It’s challenging to drink eight glasses of water every day — especially when they’re spread out all over the house.
It’s not that I intend to have so many drinking glasses and cups scattered about — upstairs and downstairs — it’s just that . . . well, you know. I forget where I set them.
The other day, I found one glass hidden behind the cat food piled on the ironing board when I took the clothes out of the dryer.
Later, another cup caught my eye on top of the guest room dresser as I went looking for photos stashed in a drawer.
A third water glass was in the garage, probably left there when I stopped to pet the dogs on my way to the car. I don’t think I’ll drink that one. The dogs are shedding.
My husband, Bill, is continually picking up glasses or cups, “Here’s another half-empty water glass. How come you don’t drink it or pour it out?”
“I am drinking it!” I replied as my eyes hurriedly scanned the living room for seven others. “Besides, it’s half-full, not half-empty.”
It all depends on how you look at it.
And it’s the same with life — half-full or half-empty?
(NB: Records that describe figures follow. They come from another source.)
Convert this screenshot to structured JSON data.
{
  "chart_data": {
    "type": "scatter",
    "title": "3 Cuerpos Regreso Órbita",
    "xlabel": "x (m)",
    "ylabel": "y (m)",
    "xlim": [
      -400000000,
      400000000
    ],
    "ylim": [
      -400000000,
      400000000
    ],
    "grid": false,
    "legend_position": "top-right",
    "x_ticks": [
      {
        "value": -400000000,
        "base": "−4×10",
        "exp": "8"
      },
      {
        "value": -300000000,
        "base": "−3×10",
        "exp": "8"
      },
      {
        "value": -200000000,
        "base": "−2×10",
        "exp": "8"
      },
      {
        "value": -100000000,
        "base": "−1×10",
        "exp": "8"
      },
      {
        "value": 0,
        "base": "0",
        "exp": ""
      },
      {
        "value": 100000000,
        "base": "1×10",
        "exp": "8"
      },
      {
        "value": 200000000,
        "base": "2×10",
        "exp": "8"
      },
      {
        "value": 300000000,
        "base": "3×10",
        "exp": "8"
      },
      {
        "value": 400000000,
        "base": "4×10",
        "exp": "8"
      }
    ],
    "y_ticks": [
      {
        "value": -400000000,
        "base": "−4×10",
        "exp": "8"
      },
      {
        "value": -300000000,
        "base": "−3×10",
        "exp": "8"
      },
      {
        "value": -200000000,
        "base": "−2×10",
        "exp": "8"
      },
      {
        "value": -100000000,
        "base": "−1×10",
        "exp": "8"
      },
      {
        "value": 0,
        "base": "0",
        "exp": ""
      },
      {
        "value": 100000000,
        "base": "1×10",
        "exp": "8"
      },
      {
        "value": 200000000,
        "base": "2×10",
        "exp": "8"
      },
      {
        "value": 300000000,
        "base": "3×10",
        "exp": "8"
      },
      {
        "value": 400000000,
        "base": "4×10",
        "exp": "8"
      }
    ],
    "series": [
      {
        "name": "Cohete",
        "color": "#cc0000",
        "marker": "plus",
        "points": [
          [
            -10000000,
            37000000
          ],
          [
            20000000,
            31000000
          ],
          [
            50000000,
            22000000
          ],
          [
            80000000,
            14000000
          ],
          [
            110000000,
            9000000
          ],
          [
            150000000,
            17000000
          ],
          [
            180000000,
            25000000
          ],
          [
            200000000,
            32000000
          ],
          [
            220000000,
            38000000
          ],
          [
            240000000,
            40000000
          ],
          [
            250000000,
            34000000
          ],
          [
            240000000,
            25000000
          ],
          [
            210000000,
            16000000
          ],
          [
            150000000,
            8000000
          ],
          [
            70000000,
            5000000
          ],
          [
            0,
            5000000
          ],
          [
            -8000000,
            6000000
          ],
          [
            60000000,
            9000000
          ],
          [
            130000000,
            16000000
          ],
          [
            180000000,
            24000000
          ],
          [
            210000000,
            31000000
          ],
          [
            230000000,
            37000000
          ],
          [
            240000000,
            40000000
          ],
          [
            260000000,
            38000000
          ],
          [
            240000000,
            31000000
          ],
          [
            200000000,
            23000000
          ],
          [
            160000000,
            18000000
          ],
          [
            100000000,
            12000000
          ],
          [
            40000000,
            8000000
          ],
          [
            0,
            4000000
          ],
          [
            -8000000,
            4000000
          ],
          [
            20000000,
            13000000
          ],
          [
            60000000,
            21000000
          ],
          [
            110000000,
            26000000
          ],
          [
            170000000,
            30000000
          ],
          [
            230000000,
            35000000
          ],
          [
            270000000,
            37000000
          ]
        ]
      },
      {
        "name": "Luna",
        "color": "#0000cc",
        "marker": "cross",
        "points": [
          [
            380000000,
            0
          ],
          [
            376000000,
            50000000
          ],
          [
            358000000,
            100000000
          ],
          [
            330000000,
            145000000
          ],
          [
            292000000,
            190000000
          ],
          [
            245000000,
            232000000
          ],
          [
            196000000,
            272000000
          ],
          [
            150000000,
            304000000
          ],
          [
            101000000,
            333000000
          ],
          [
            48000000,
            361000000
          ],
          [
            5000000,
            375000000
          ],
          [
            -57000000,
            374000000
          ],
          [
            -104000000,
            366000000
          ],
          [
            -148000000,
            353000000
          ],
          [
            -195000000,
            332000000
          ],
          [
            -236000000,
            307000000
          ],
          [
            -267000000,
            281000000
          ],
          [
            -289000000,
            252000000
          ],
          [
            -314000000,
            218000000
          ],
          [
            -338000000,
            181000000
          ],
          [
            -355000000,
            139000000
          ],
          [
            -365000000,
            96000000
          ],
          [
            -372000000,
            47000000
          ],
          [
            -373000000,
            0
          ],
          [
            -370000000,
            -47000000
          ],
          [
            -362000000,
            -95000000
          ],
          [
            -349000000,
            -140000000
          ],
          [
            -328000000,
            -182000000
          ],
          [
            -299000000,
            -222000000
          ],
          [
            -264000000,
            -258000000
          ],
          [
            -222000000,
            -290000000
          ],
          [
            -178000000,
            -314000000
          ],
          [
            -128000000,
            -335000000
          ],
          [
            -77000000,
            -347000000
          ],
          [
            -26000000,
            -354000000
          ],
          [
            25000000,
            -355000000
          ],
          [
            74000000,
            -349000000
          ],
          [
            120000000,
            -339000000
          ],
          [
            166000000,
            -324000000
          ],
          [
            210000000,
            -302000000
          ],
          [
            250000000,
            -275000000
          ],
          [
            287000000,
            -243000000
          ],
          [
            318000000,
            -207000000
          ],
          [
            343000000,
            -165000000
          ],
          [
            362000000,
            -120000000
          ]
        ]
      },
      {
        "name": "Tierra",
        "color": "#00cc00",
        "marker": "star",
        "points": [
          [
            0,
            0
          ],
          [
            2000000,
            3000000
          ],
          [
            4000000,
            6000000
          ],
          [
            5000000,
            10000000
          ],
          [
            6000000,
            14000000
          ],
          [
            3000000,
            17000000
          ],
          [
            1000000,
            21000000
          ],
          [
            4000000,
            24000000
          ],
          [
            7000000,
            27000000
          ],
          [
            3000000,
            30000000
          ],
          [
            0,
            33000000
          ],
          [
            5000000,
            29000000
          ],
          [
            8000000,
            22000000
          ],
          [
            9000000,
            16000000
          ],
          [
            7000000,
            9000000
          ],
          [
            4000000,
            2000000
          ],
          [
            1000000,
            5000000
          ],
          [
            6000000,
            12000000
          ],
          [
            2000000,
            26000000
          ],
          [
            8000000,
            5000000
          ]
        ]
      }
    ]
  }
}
For instance, it’s easy to look at events — things that are said or done — and see what’s wrong rather than what’s right; to nurse a negative thought until it grows and grows.
I’ll be the first to admit that it’s difficult to be thankful for how chock-full life really is when “the dog bites or the bee stings,” as Julie Andrews sings. But a book that has really helped me with my thinking is The 4:8 Principle by Tommy Newberry. It’s based on the verse in Philippians that says to focus on the positive.
And with approximately 50,000 thoughts per day rumbling through my mind, that’s a tough assignment. But it’s one that promises joyful living — one that I can choose.
I’ll bet if I meet the challenge, my cup will be full and running over — times eight.